Codeforces 754A Lesha and array splitting(简单贪心)

A. Lesha and array splitting

time limit per test：2 seconds

memory limit per test：256 megabytes

input：standard input

output：standard output

One spring day on his way to university Lesha found an array A. Lesha likes to split arrays into several parts. This time Lesha decided to split the array A into several, possibly one, new arrays so that the sum of elements in each of the new arrays is not zero. One more condition is that if we place the new arrays one after another they will form the old array A.

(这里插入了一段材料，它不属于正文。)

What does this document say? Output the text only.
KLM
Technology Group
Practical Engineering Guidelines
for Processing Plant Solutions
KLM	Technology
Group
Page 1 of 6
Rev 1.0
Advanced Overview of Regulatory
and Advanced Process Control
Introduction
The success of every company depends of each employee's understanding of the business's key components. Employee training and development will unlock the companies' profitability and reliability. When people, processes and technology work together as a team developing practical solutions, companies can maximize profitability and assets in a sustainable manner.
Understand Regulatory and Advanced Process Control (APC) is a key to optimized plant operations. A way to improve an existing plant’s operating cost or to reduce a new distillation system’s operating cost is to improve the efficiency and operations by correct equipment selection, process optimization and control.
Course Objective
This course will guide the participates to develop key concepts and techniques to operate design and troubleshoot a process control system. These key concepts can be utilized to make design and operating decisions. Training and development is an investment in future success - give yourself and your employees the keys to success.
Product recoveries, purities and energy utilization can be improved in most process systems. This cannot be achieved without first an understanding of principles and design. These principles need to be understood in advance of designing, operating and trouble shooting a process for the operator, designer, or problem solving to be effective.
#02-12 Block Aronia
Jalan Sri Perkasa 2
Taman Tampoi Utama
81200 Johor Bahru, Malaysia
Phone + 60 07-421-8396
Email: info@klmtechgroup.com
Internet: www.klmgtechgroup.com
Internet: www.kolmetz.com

Lesha is tired now so he asked you to split the array. Help Lesha!

Input

The first line contains single integer n (1 ≤ n ≤ 100) — the number of elements in the array A.

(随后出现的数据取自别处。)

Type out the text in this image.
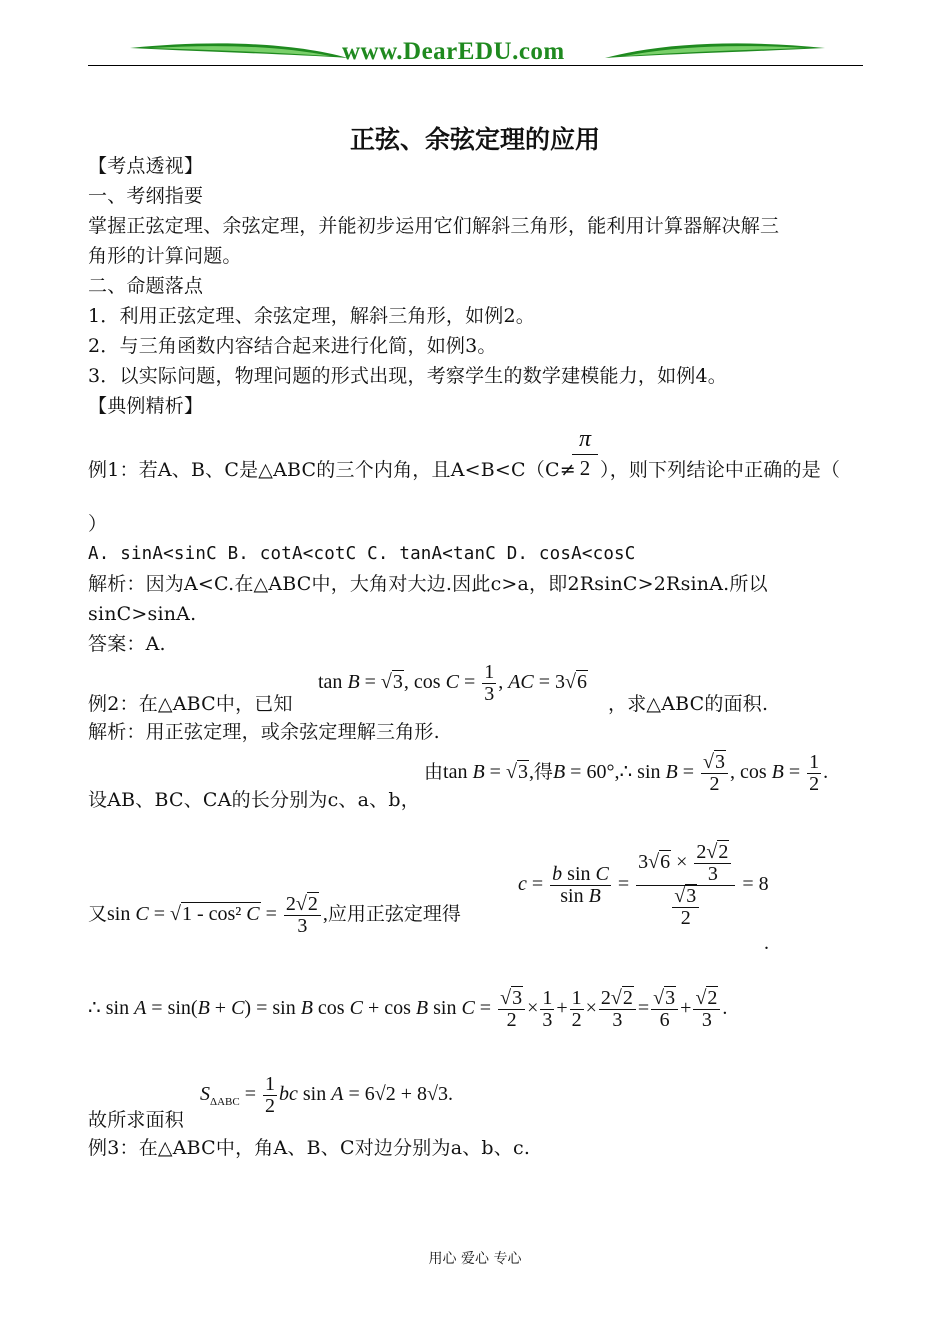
www.DearEDU.com
正弦、余弦定理的应用
【考点透视】
一、考纲指要
掌握正弦定理、余弦定理，并能初步运用它们解斜三角形，能利用计算器解决解三
角形的计算问题。
二、命题落点
1．利用正弦定理、余弦定理，解斜三角形，如例2。
2．与三角函数内容结合起来进行化简，如例3。
3．以实际问题，物理问题的形式出现，考察学生的数学建模能力，如例4。
【典例精析】
例1：若A、B、C是△ABC的三个内角，且A<B<C（C≠
π
2 ），则下列结论中正确的是（
）
A. sinA<sinC B. cotA<cotC C. tanA<tanC D. cosA<cosC
解析：因为A<C.在△ABC中，大角对大边.因此c>a，即2RsinC>2RsinA.所以
sinC>sinA.
答案：A.
tan B = √3, $\cos C = \frac{1}{3}$ , AC = 3√6
例2：在△ABC中，已知	，求△ABC的面积.
解析：用正弦定理，或余弦定理解三角形.
由tan B = √3,得B = 60°,∴ $\sin B = \frac{√3}{2}$ , $\cos B = \frac{1}{2}$ .
设AB、BC、CA的长分别为c、a、b，
又sin C = √1 - cos² $C = \frac{2√2}{3}$ ,应用正弦定理得
$c = \frac{\text{b sin C}}{\text{sin B}} = \frac{3√6 \times \frac{2√2}{3}}{\frac{√3}{2}} = 8$
.
∴ sin A = sin(B + C) = sin B cos C + cos B $\sin C = \frac{√3}{2} \times \frac{1}{3} + \frac{1}{2} \times \frac{2√2}{3} = \frac{√3}{6} + \frac{√2}{3}$ .
$S_{\Delta ABC} = \frac{1}{2}$ bc sin A = 6√2 + 8√3.
故所求面积
例3：在△ABC中，角A、B、C对边分别为a、b、c.
用心 爱心 专心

The next line contains n integers a₁, a₂, ..., a_n ( - 10³ ≤ a_i ≤ 10³) — the elements of the array A.

Output

If it is not possible to split the array A and satisfy all the constraints, print single line containing "NO" (without quotes).

Otherwise in the first line print "YES" (without quotes). In the next line print single integer k — the number of new arrays. In each of the next k lines print two integers l_i and r_i which denote the subarray A[l_i... r_i] of the initial array A being the i-th new array. Integers l_i, r_i should satisfy the following conditions:

• l₁ = 1
• r_k = n
• r_i + 1 = l_i + 1 for each 1 ≤ i < k.

If there are multiple answers, print any of them.

Examples

Input

3 
1 2 -3

Output

YES 
2 
1 2 
3 3

Input

8 
9 -12 3 4 -4 -10 7 3

Output

YES 
2 
1 2 
3 8

Input

1 
0

Output

NO

Input

4 1 2 3 -5

Output

YES 
4 
1 1 
2 2 
3 3 
4 4
题目链接：http://codeforces.com/contest/754/problem/A
分析：求前缀和; 看看pre[n]等于多少; pre[n]!=0; 则直接整个数组全部输出; 如果pre[n]==0 则在前面找一个i pre[i]!=0 如果找到了 则 

输出a[1..i]和a[i+1..n]; 可以看成是pre[0]=0,pre[i]!=0,pre[n]=0 则可知这两段都是符合要求的不为0; 但是如果没有找到pre[i]!=0 

那么就意味着pre[1..n-1]都为0;则数字全为0;则不可能了; 贪心吧。
下面给出AC代码：

#include<iostream>
using namespace std;
int n,a[101],i,s,b;
int main()
{
    cin>>n;
    for(i=1;i<=n;i++)
    {
        cin>>a[i];
        s+=a[i];
        if(a[i])
           b=i;
    }
    if(b==0)
       cout<<"NO\n";
    else if(s)
       cout<<"YES\n1\n"<<1<<" "<<n<<"\n";
    else
       cout<<"YES\n2\n"<<1<<" "<<b-1<<"\n"<<b<<" "<<n<<"\n";
    return 0;
}